Recipe by swirlycinnacakes
From Everyday Italian
Top Review by Mhauck
After my fond memories of this dish from college and the high reviews I was really looking forward to a 5 star dish. Unfortunately, I didn't quite get it. Next time I make this I plan to use larger pieces of mushrooms, less parsley and some shredded mozzarella cheese to melt into the sauce.
- 1⁄4 cup extra virgin olive oil
- 1 large onion, chopped
- 2 garlic cloves, minced
- 1 lb mixed mushrooms, chopped (cremini, oyster, shiitake)

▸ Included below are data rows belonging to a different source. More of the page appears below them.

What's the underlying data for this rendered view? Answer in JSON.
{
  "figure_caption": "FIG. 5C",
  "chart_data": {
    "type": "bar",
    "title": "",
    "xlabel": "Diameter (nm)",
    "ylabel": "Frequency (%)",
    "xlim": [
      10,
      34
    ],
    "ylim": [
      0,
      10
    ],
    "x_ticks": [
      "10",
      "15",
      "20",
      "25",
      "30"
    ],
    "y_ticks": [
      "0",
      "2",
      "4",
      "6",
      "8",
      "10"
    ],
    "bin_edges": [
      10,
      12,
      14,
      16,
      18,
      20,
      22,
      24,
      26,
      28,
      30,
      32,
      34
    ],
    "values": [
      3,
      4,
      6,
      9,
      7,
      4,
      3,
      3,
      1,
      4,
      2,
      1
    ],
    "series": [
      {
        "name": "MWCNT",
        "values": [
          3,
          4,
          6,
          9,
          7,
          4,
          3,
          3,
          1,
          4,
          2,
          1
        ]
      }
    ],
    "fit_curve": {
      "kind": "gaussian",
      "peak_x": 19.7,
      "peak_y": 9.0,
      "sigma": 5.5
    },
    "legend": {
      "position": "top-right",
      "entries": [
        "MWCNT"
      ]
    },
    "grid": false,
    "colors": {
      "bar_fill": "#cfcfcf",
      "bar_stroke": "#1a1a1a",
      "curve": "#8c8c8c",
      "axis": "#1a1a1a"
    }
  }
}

- salt & freshly ground black pepper
- 1⁄2 cup marsala
- 2 cups chicken broth
- 1⁄3 cup heavy cream
- 5 fresh basil leaves, chopped
- 1⁄4 cup flat-leaf Italian parsley, chopped
- 1⁄2 cup parmesan cheese, grated
Directions See How It's Made
- In a large skillet heat the oil. When almost smoking, add the onions and garlic over medium-low heat until the onions have wilted, about 8 minutes. Add the mushrooms and season with salt and pepper.
- Raise heat to high and saute until mushrooms are tender and all the liquid has evaporated. Remove pan from heat and pour in Marsala.
- Return pan to stove and allow wine to evaporate, about 3 minutes. Add chicken broth and simmer for 1/2 hour until the sauce has reduced by half. Add heavy cream and mix well.
- Take the pan off the heat and add the fresh herbs and Parmesan and mix thoroughly.